23,24“Coolana” Working Bee: Kangaroo Valley. A pleasant week-end (or Sat or Sun) at the Club's own land “Coolana” in the Kangaroo Valley. Help required to finish the hut in time for the barn dance to be held on the last weekend in November. Camp in the hut or on the lush green river flats. Leader: George Gray 866263 (H)
Sunday 24 (*)Blue Labrynths: Faulconbridge - Victory Track - Glenbrook Ck - Glenbrook. 20 km Medium. Map: Blue Labrynth Tourist. Train 8.10 am C. Test Walk. Mainly track walking through the lower Blue Mts. Leader: Hans Beck 7980103 (H).
Long Weekend Sept. 29,30 Oct. 1,2 (*)Kanangra: Cloudmaker - Tiwilla - Butcher's Ck Kowmung R - Gingra Ridge - Kanangra Walls. 55km Medium. Map: Yerranderie. A 3 day test walk covering a lot of traditional weekend walking area with no scrub bashing. Pleasant creek and ridge walking - good campsites. Kanangra 3/4 hour past Jenolan. Leader: Peter Miller 952689 (H).
Sept. 29,30 Oct. 1,2 (*)Nth Budawangs: Base Camp at Yadboro - 3 day trips. 1. 9 am start - Davidson Head - Sculptural Caves - Hume Head - Pidgeon House Mtn (stay for supper) 15 km Medium. A test walk. 2. 7.30 am start - Dead Man's Gulph Rd - Pickering Pt - Byangee Walls (traverse) - Castle Gap (climb/descent) Castle Ck Ridge - Yadboro Flat. 18 km Medium. A test walk. 3. Pidgeon House Ck - Swimming 10 km Easy. Maps: Corang & Milton. Leader: Victor Lewin 504096.
Sept.29,30 Oct.1,2 (*)Turon River: Sofala - Turon R - Macquarie River. 60 km Medium. An unusual three day test walk. Cars to be driven to Sofala. Explore the interesting old Chinese mining relics. Quite a lot of river crossing is anticipated. Leader: Brian Hart. Bus. Phones: 723447, 721262.

(*) indicates a Test Walk

(++) indicates harder than a Test Walk

All train times are from Central Station. E = Electric, C = Country.

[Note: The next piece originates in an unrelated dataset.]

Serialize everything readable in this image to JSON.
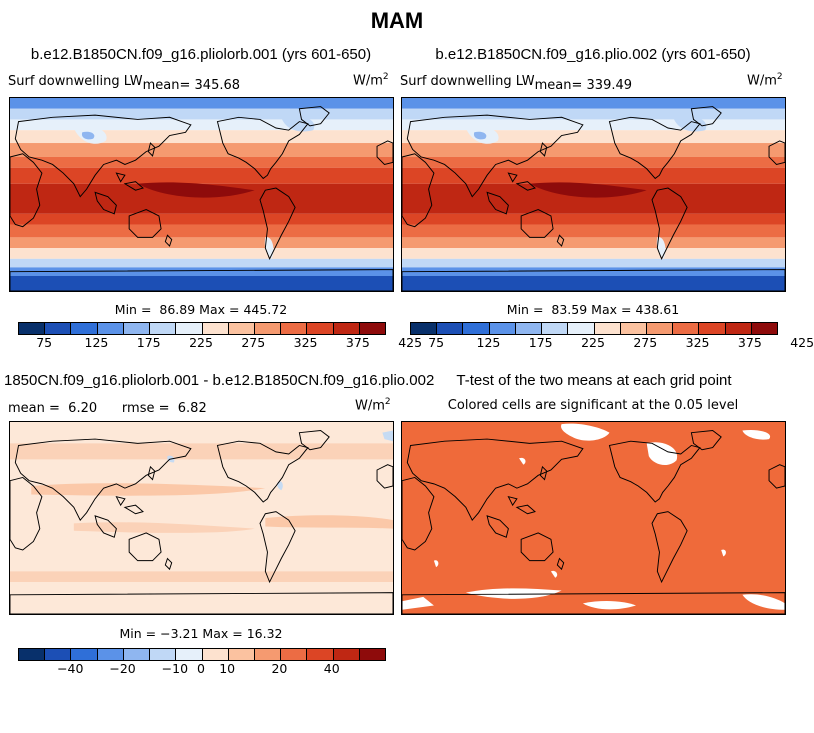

All walks without transport details are private transport - contact leader for details.

Please note - vehicles are not expected to wait more than 15 minutes after pick-up time.

N.B. From about mid-September to end of October on each Sunday major changes in the railway time tables will have to be adopted due to proposed modifications to signalling system around Sydney. It is suggested that leaders and members using rail transport for day walks should make arrangements for each particular Sunday.